As aunties all around the land rejoice with acknowledgment, there's finally a community to connect, learn, and grow. In particular if you're an auntie with a little nephew or niece on the way you can get schooled on all things related to your new fabulous family role.
An aunt herself, Notkin created the community to connect and share best practices among both ABC's and ABR's to get information and content. Coining the term PANK – professional aunt, no kids - she says aunts should be respectful that we aren't the parents of our nieces or nephews and we're not replacing the parent. However, as the aunt you have a responsibility to be cognizant of the parents' discipline style. "An important point is to have the discussion so you're not out of line," she says.

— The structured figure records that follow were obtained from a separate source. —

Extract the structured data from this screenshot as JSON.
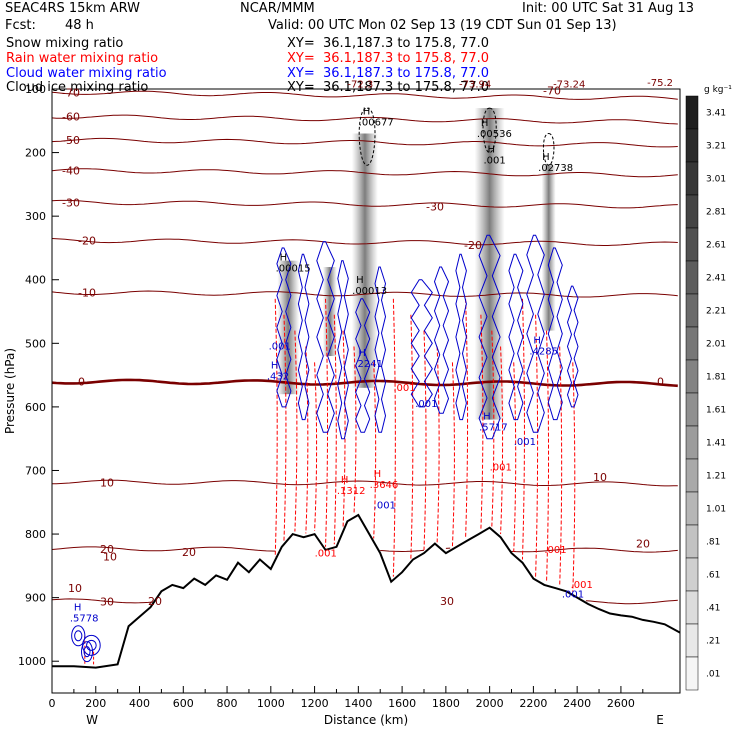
{
  "header": {
    "model": "SEAC4RS 15km ARW",
    "org": "NCAR/MMM",
    "init": "Init: 00 UTC Sat 31 Aug 13",
    "fcst_label": "Fcst:",
    "fcst_value": "48 h",
    "valid": "Valid: 00 UTC Mon 02 Sep 13 (19 CDT Sun 01 Sep 13)",
    "fields": [
      {
        "name": "Snow mixing ratio",
        "xy": "XY=  36.1,187.3 to 175.8, 77.0",
        "color": "#000000"
      },
      {
        "name": "Rain water mixing ratio",
        "xy": "XY=  36.1,187.3 to 175.8, 77.0",
        "color": "#ff0000"
      },
      {
        "name": "Cloud water mixing ratio",
        "xy": "XY=  36.1,187.3 to 175.8, 77.0",
        "color": "#0000ff"
      },
      {
        "name": "Cloud ice mixing ratio",
        "xy": "XY=  36.1,187.3 to 175.8, 77.0",
        "color": "#000000"
      }
    ]
  },
  "chart_data": {
    "type": "cross-section",
    "xlabel": "Distance (km)",
    "ylabel": "Pressure (hPa)",
    "xlim": [
      0,
      2870
    ],
    "ylim": [
      100,
      1050
    ],
    "x_ticks": [
      "0",
      "200",
      "400",
      "600",
      "800",
      "1000",
      "1200",
      "1400",
      "1600",
      "1800",
      "2000",
      "2200",
      "2400",
      "2600"
    ],
    "y_ticks": [
      "100",
      "200",
      "300",
      "400",
      "500",
      "600",
      "700",
      "800",
      "900",
      "1000"
    ],
    "x_end_labels": {
      "left": "W",
      "right": "E"
    },
    "colorbar": {
      "unit": "g kg⁻¹",
      "ticks": [
        "3.41",
        "3.21",
        "3.01",
        "2.81",
        "2.61",
        "2.41",
        "2.21",
        "2.01",
        "1.81",
        "1.61",
        "1.41",
        "1.21",
        "1.01",
        ".81",
        ".61",
        ".41",
        ".21",
        ".01"
      ]
    },
    "terrain_pressure": [
      {
        "x": 0,
        "p": 1008
      },
      {
        "x": 100,
        "p": 1008
      },
      {
        "x": 200,
        "p": 1010
      },
      {
        "x": 300,
        "p": 1005
      },
      {
        "x": 350,
        "p": 945
      },
      {
        "x": 400,
        "p": 930
      },
      {
        "x": 450,
        "p": 915
      },
      {
        "x": 500,
        "p": 890
      },
      {
        "x": 550,
        "p": 880
      },
      {
        "x": 600,
        "p": 885
      },
      {
        "x": 650,
        "p": 870
      },
      {
        "x": 700,
        "p": 880
      },
      {
        "x": 750,
        "p": 865
      },
      {
        "x": 800,
        "p": 872
      },
      {
        "x": 850,
        "p": 845
      },
      {
        "x": 900,
        "p": 860
      },
      {
        "x": 950,
        "p": 840
      },
      {
        "x": 1000,
        "p": 855
      },
      {
        "x": 1050,
        "p": 820
      },
      {
        "x": 1100,
        "p": 800
      },
      {
        "x": 1150,
        "p": 805
      },
      {
        "x": 1200,
        "p": 800
      },
      {
        "x": 1250,
        "p": 825
      },
      {
        "x": 1300,
        "p": 820
      },
      {
        "x": 1350,
        "p": 780
      },
      {
        "x": 1400,
        "p": 770
      },
      {
        "x": 1450,
        "p": 800
      },
      {
        "x": 1500,
        "p": 830
      },
      {
        "x": 1550,
        "p": 875
      },
      {
        "x": 1600,
        "p": 860
      },
      {
        "x": 1650,
        "p": 840
      },
      {
        "x": 1700,
        "p": 830
      },
      {
        "x": 1750,
        "p": 815
      },
      {
        "x": 1800,
        "p": 830
      },
      {
        "x": 1850,
        "p": 820
      },
      {
        "x": 1900,
        "p": 810
      },
      {
        "x": 1950,
        "p": 800
      },
      {
        "x": 2000,
        "p": 790
      },
      {
        "x": 2050,
        "p": 805
      },
      {
        "x": 2100,
        "p": 830
      },
      {
        "x": 2150,
        "p": 845
      },
      {
        "x": 2200,
        "p": 870
      },
      {
        "x": 2250,
        "p": 880
      },
      {
        "x": 2300,
        "p": 885
      },
      {
        "x": 2350,
        "p": 890
      },
      {
        "x": 2400,
        "p": 900
      },
      {
        "x": 2450,
        "p": 910
      },
      {
        "x": 2500,
        "p": 918
      },
      {
        "x": 2550,
        "p": 925
      },
      {
        "x": 2600,
        "p": 928
      },
      {
        "x": 2650,
        "p": 930
      },
      {
        "x": 2700,
        "p": 935
      },
      {
        "x": 2750,
        "p": 938
      },
      {
        "x": 2800,
        "p": 942
      },
      {
        "x": 2870,
        "p": 955
      }
    ],
    "isotherms": [
      {
        "t": -70,
        "p": 105
      },
      {
        "t": -60,
        "p": 143
      },
      {
        "t": -50,
        "p": 180
      },
      {
        "t": -40,
        "p": 228
      },
      {
        "t": -30,
        "p": 278
      },
      {
        "t": -20,
        "p": 338
      },
      {
        "t": -10,
        "p": 420
      },
      {
        "t": 0,
        "p": 560
      },
      {
        "t": 10,
        "p": 718
      },
      {
        "t": 20,
        "p": 823
      },
      {
        "t": 30,
        "p": 905
      }
    ],
    "isotherm_labels": [
      "-70",
      "-60",
      "-50",
      "-40",
      "-30",
      "-20",
      "-10",
      "0",
      "10",
      "20",
      "30"
    ],
    "max_labels": [
      {
        "mark": "H",
        "value": ".00677"
      },
      {
        "mark": "H",
        "value": ".00536"
      },
      {
        "mark": "H",
        "value": ".001"
      },
      {
        "mark": "H",
        "value": ".02738"
      },
      {
        "mark": "H",
        "value": ".00015"
      },
      {
        "mark": "H",
        "value": ".00013"
      },
      {
        "mark": "H",
        "value": ".4285"
      },
      {
        "mark": "H",
        "value": ".2241"
      },
      {
        "mark": "H",
        "value": ".432"
      },
      {
        "mark": "H",
        "value": ".5778"
      },
      {
        "mark": "H",
        "value": ".3646"
      },
      {
        "mark": "H",
        "value": ".1312"
      },
      {
        "mark": "H",
        "value": ".5717"
      }
    ],
    "top_labels": [
      "-72.3",
      "-73.94",
      "-73.24",
      "-75.2"
    ],
    "contour_labels": [
      ".001",
      ".001",
      ".001",
      ".001",
      ".001",
      ".001",
      ".001",
      ".001",
      ".001",
      ".001"
    ]
  }
}
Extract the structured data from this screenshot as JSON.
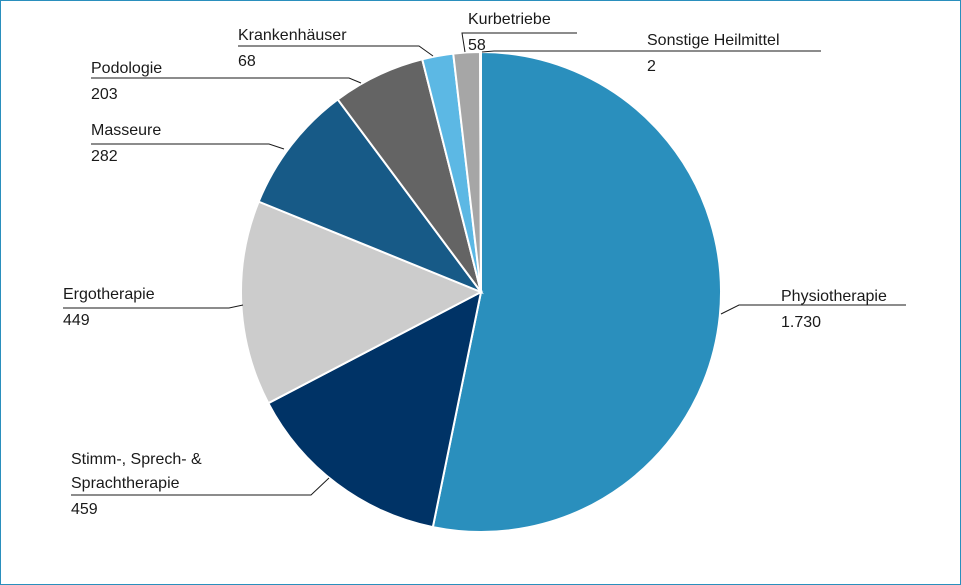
{
  "chart_data": {
    "type": "pie",
    "title": "",
    "slices": [
      {
        "label": "Physiotherapie",
        "value": 1730,
        "value_text": "1.730",
        "color": "#2a8fbd"
      },
      {
        "label": "Stimm-, Sprech- & Sprachtherapie",
        "label_lines": [
          "Stimm-, Sprech- &",
          "Sprachtherapie"
        ],
        "value": 459,
        "value_text": "459",
        "color": "#003366"
      },
      {
        "label": "Ergotherapie",
        "value": 449,
        "value_text": "449",
        "color": "#cccccc"
      },
      {
        "label": "Masseure",
        "value": 282,
        "value_text": "282",
        "color": "#175a87"
      },
      {
        "label": "Podologie",
        "value": 203,
        "value_text": "203",
        "color": "#646464"
      },
      {
        "label": "Krankenhäuser",
        "value": 68,
        "value_text": "68",
        "color": "#5cb8e4"
      },
      {
        "label": "Kurbetriebe",
        "value": 58,
        "value_text": "58",
        "color": "#a6a6a6"
      },
      {
        "label": "Sonstige Heilmittel",
        "value": 2,
        "value_text": "2",
        "color": "#1a1a1a"
      }
    ]
  }
}
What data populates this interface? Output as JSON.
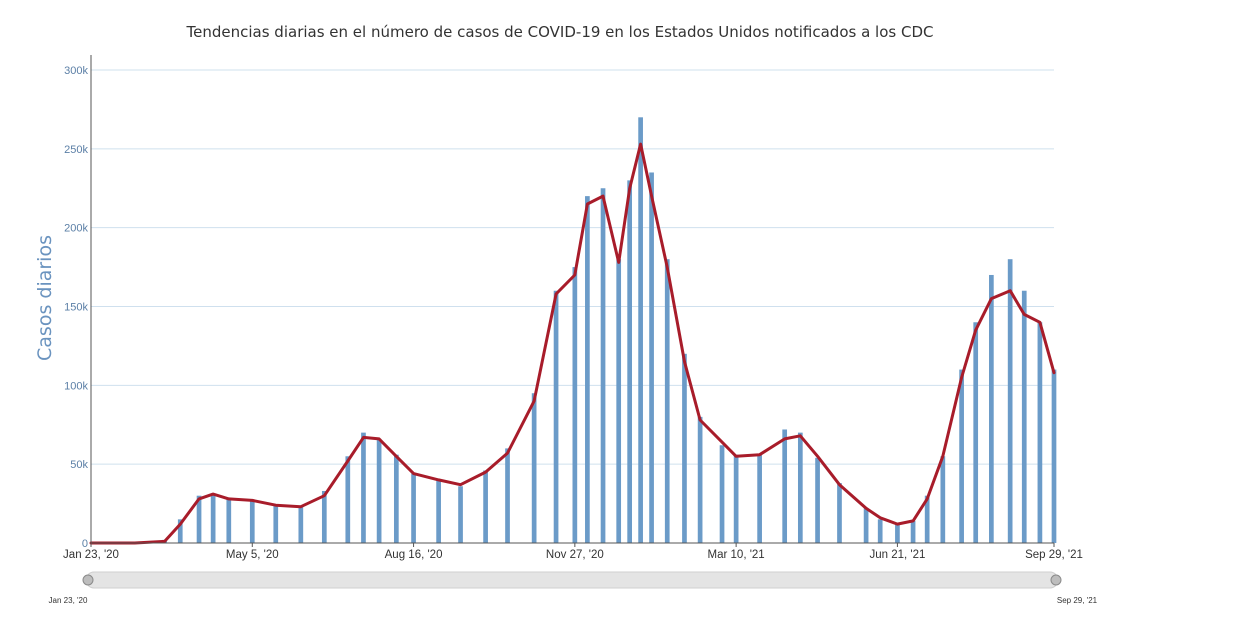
{
  "chart_data": {
    "type": "bar",
    "title": "Tendencias diarias en el número de casos de COVID-19 en los Estados Unidos notificados a los CDC",
    "xlabel": "",
    "ylabel": "Casos diarios",
    "x_range": [
      "2020-01-23",
      "2021-09-29"
    ],
    "ylim": [
      0,
      300000
    ],
    "yticks": [
      0,
      50000,
      100000,
      150000,
      200000,
      250000,
      300000
    ],
    "ytick_labels": [
      "0",
      "50k",
      "100k",
      "150k",
      "200k",
      "250k",
      "300k"
    ],
    "xticks": [
      "2020-01-23",
      "2020-05-05",
      "2020-08-16",
      "2020-11-27",
      "2021-03-10",
      "2021-06-21",
      "2021-09-29"
    ],
    "xtick_labels": [
      "Jan 23, '20",
      "May 5, '20",
      "Aug 16, '20",
      "Nov 27, '20",
      "Mar 10, '21",
      "Jun 21, '21",
      "Sep 29, '21"
    ],
    "grid": true,
    "legend": "none",
    "range_slider": {
      "start_label": "Jan 23, '20",
      "end_label": "Sep 29, '21"
    },
    "colors": {
      "bars": "#6b9bc8",
      "moving_average": "#a81c2a",
      "axis_text": "#5b7fa6"
    },
    "series": [
      {
        "type": "bar",
        "x": [
          "2020-01-23",
          "2020-02-20",
          "2020-03-10",
          "2020-03-20",
          "2020-04-01",
          "2020-04-10",
          "2020-04-20",
          "2020-05-05",
          "2020-05-20",
          "2020-06-05",
          "2020-06-20",
          "2020-07-05",
          "2020-07-15",
          "2020-07-25",
          "2020-08-05",
          "2020-08-16",
          "2020-09-01",
          "2020-09-15",
          "2020-10-01",
          "2020-10-15",
          "2020-11-01",
          "2020-11-15",
          "2020-11-27",
          "2020-12-05",
          "2020-12-15",
          "2020-12-25",
          "2021-01-01",
          "2021-01-08",
          "2021-01-15",
          "2021-01-25",
          "2021-02-05",
          "2021-02-15",
          "2021-03-01",
          "2021-03-10",
          "2021-03-25",
          "2021-04-10",
          "2021-04-20",
          "2021-05-01",
          "2021-05-15",
          "2021-06-01",
          "2021-06-10",
          "2021-06-21",
          "2021-07-01",
          "2021-07-10",
          "2021-07-20",
          "2021-08-01",
          "2021-08-10",
          "2021-08-20",
          "2021-09-01",
          "2021-09-10",
          "2021-09-20",
          "2021-09-29"
        ],
        "y": [
          0,
          0,
          2000,
          15000,
          30000,
          31000,
          28000,
          27000,
          24000,
          23000,
          33000,
          55000,
          70000,
          66000,
          56000,
          44000,
          40000,
          36000,
          46000,
          60000,
          95000,
          160000,
          175000,
          220000,
          225000,
          180000,
          230000,
          270000,
          235000,
          180000,
          120000,
          80000,
          62000,
          56000,
          56000,
          72000,
          70000,
          54000,
          38000,
          22000,
          15000,
          12000,
          14000,
          30000,
          55000,
          110000,
          140000,
          170000,
          180000,
          160000,
          140000,
          110000
        ]
      },
      {
        "type": "line",
        "x": [
          "2020-01-23",
          "2020-02-20",
          "2020-03-10",
          "2020-03-20",
          "2020-04-01",
          "2020-04-10",
          "2020-04-20",
          "2020-05-05",
          "2020-05-20",
          "2020-06-05",
          "2020-06-20",
          "2020-07-05",
          "2020-07-15",
          "2020-07-25",
          "2020-08-05",
          "2020-08-16",
          "2020-09-01",
          "2020-09-15",
          "2020-10-01",
          "2020-10-15",
          "2020-11-01",
          "2020-11-15",
          "2020-11-27",
          "2020-12-05",
          "2020-12-15",
          "2020-12-25",
          "2021-01-01",
          "2021-01-08",
          "2021-01-15",
          "2021-01-25",
          "2021-02-05",
          "2021-02-15",
          "2021-03-01",
          "2021-03-10",
          "2021-03-25",
          "2021-04-10",
          "2021-04-20",
          "2021-05-01",
          "2021-05-15",
          "2021-06-01",
          "2021-06-10",
          "2021-06-21",
          "2021-07-01",
          "2021-07-10",
          "2021-07-20",
          "2021-08-01",
          "2021-08-10",
          "2021-08-20",
          "2021-09-01",
          "2021-09-10",
          "2021-09-20",
          "2021-09-29"
        ],
        "y": [
          0,
          0,
          1000,
          12000,
          28000,
          31000,
          28000,
          27000,
          24000,
          23000,
          30000,
          52000,
          67000,
          66000,
          55000,
          44000,
          40000,
          37000,
          45000,
          57000,
          90000,
          158000,
          170000,
          215000,
          220000,
          178000,
          225000,
          253000,
          220000,
          175000,
          115000,
          78000,
          64000,
          55000,
          56000,
          66000,
          68000,
          55000,
          37000,
          22000,
          16000,
          12000,
          14000,
          28000,
          55000,
          105000,
          135000,
          155000,
          160000,
          145000,
          140000,
          108000
        ]
      }
    ]
  }
}
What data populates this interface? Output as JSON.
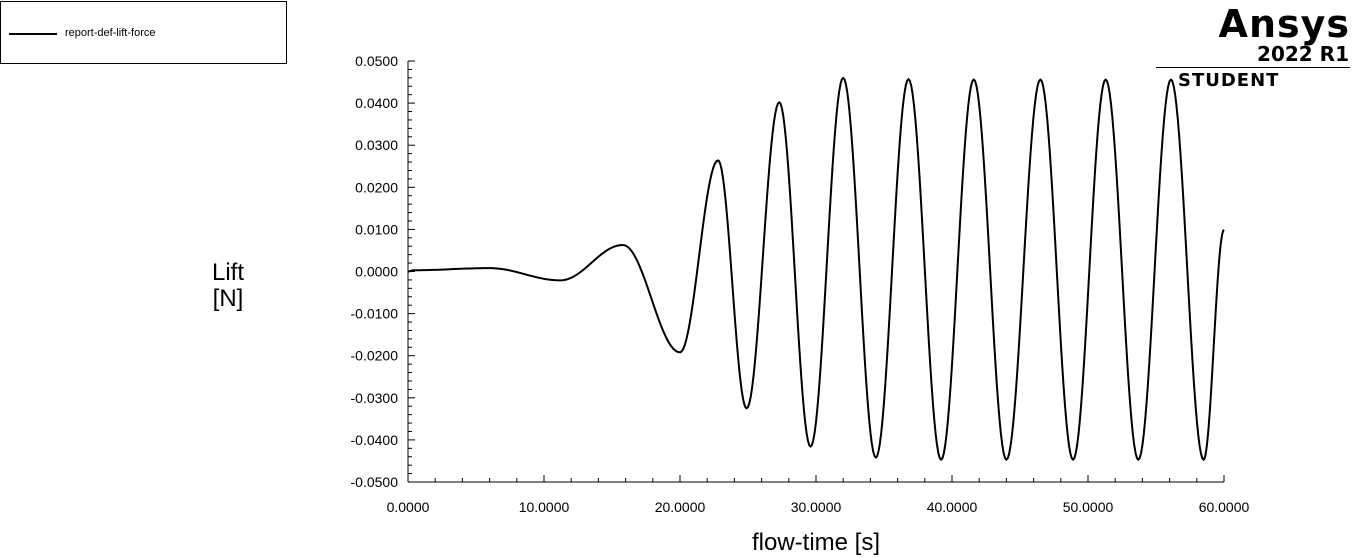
{
  "legend": {
    "series_label": "report-def-lift-force"
  },
  "logo": {
    "name": "Ansys",
    "version": "2022 R1",
    "edition": "STUDENT"
  },
  "colors": {
    "line": "#000000",
    "background": "#ffffff"
  },
  "chart_data": {
    "type": "line",
    "title": "",
    "xlabel": "flow-time [s]",
    "ylabel_lines": [
      "Lift",
      "[N]"
    ],
    "xlim": [
      0,
      60
    ],
    "ylim": [
      -0.05,
      0.05
    ],
    "x_ticks": [
      0,
      10,
      20,
      30,
      40,
      50,
      60
    ],
    "x_tick_labels": [
      "0.0000",
      "10.0000",
      "20.0000",
      "30.0000",
      "40.0000",
      "50.0000",
      "60.0000"
    ],
    "y_ticks": [
      0.05,
      0.04,
      0.03,
      0.02,
      0.01,
      0,
      -0.01,
      -0.02,
      -0.03,
      -0.04,
      -0.05
    ],
    "y_tick_labels": [
      "0.0500",
      "0.0400",
      "0.0300",
      "0.0200",
      "0.0100",
      "0.0000",
      "-0.0100",
      "-0.0200",
      "-0.0300",
      "-0.0400",
      "-0.0500"
    ],
    "grid": false,
    "legend_position": "top-left",
    "series": [
      {
        "name": "report-def-lift-force",
        "extrema": [
          [
            0.0,
            0.0
          ],
          [
            0.4,
            0.0003
          ],
          [
            6.0,
            0.0008
          ],
          [
            11.2,
            -0.0021
          ],
          [
            15.8,
            0.0063
          ],
          [
            20.0,
            -0.0192
          ],
          [
            22.8,
            0.0264
          ],
          [
            24.9,
            -0.0325
          ],
          [
            27.3,
            0.0402
          ],
          [
            29.6,
            -0.0416
          ],
          [
            32.0,
            0.046
          ],
          [
            34.4,
            -0.0442
          ],
          [
            36.8,
            0.0457
          ],
          [
            39.2,
            -0.0447
          ],
          [
            41.6,
            0.0456
          ],
          [
            44.0,
            -0.0447
          ],
          [
            46.5,
            0.0456
          ],
          [
            48.9,
            -0.0447
          ],
          [
            51.3,
            0.0456
          ],
          [
            53.7,
            -0.0447
          ],
          [
            56.1,
            0.0456
          ],
          [
            58.5,
            -0.0447
          ],
          [
            60.0,
            0.0099
          ]
        ]
      }
    ]
  }
}
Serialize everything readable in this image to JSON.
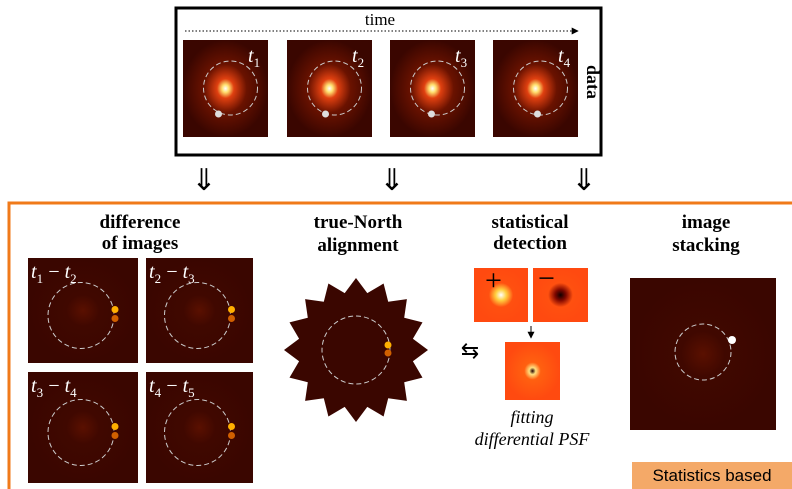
{
  "data_panel": {
    "time_label": "time",
    "side_label": "data",
    "frames": [
      [
        "t",
        "1"
      ],
      [
        "t",
        "2"
      ],
      [
        "t",
        "3"
      ],
      [
        "t",
        "4"
      ]
    ]
  },
  "difference": {
    "title": [
      "difference",
      "of images"
    ],
    "labels": [
      [
        "t",
        "1",
        "−",
        "t",
        "2"
      ],
      [
        "t",
        "2",
        "−",
        "t",
        "3"
      ],
      [
        "t",
        "3",
        "−",
        "t",
        "4"
      ],
      [
        "t",
        "4",
        "−",
        "t",
        "5"
      ]
    ]
  },
  "alignment": {
    "title": [
      "true-North",
      "alignment"
    ]
  },
  "detection": {
    "title": [
      "statistical",
      "detection"
    ],
    "signs": [
      "+",
      "−"
    ],
    "caption": [
      "fitting",
      "differential PSF"
    ]
  },
  "stacking": {
    "title": [
      "image",
      "stacking"
    ]
  },
  "badge": "Statistics based"
}
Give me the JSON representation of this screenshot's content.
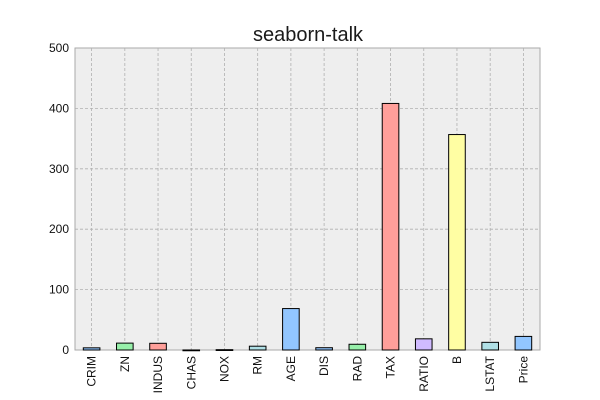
{
  "chart_data": {
    "type": "bar",
    "title": "seaborn-talk",
    "xlabel": "",
    "ylabel": "",
    "ylim": [
      0,
      500
    ],
    "yticks": [
      0,
      100,
      200,
      300,
      400,
      500
    ],
    "grid": true,
    "categories": [
      "CRIM",
      "ZN",
      "INDUS",
      "CHAS",
      "NOX",
      "RM",
      "AGE",
      "DIS",
      "RAD",
      "TAX",
      "RATIO",
      "B",
      "LSTAT",
      "Price"
    ],
    "values": [
      3.6,
      11.4,
      11.1,
      0.07,
      0.55,
      6.3,
      68.6,
      3.8,
      9.5,
      408.2,
      18.5,
      356.7,
      12.7,
      22.5
    ],
    "colors": [
      "#92c6ff",
      "#97f0aa",
      "#ff9f9a",
      "#d0bbff",
      "#fffea3",
      "#b0e0e6",
      "#92c6ff",
      "#92c6ff",
      "#97f0aa",
      "#ff9f9a",
      "#d0bbff",
      "#fffea3",
      "#b0e0e6",
      "#92c6ff"
    ]
  }
}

Once you dish with the parents you'll have a better understanding as to how they run the household ranging from discipline right down to birthday presents. For instance, if they're strict about gifts you may not want to indulge the child with countless toys. On the other hand, if they're community focused by emphasizing volunteering or forward thinking instead of toys, they may prefer that you do something related to volunteering or contribute to their college fund.
Presents aside, it's important to create a special bond with the child and be cognizant that each child in the family is different. "Really, every child is unique...Creating that bond with the child and that child loving you back with such loyalty and unconditional love – that's the joy!" proclaims Auntie Melanie. Do things with your niece that they don't often do with their parents, such as taking her to get a mani/pedi, going to a special restaurant or providing input on her first prom dress.
Aunts who don't live nearby, that would be LDA's (long-distance aunties), are at a geographical disadvantage in cultivating a nurturing relationship just by nature of the locations. Then, of course another variation of the traditional aunt is the mommy auntie; women who became aunts before they became a mom. LDA's can foster the aunt-niece bond through email, phone calls or even Facebook while mommy auntie's can foster the cousin bond by going on fun family outings such as the zoo or a waterpark. No matter what the unique circumstance, Notkin says, "They never lose the relationship of being the aunt."
The aunt also plays an important role in influencing the child. "Maybe you're green and organic and like to give sustainable toys." Or maybe your lifestyle engenders sustainability that your niece or nephew can try to emulate. Regardless of your style, Notkin says the aunt can use her personality to create a stronger bond with the child.
Above all, just as parents realize each of their children is an individual so does the aunt. Notkin notes that every child is unique; the aunt is sometimes the one adult a child feels safe with, the insider in the family with whom secrets are shared. Or she's on the cutting edge, she knows about trends before the kids' parents do. She's not at the PTA meetings but manages to intrinsically know exactly what kids are into. Let's face it, she's cutting edge cool.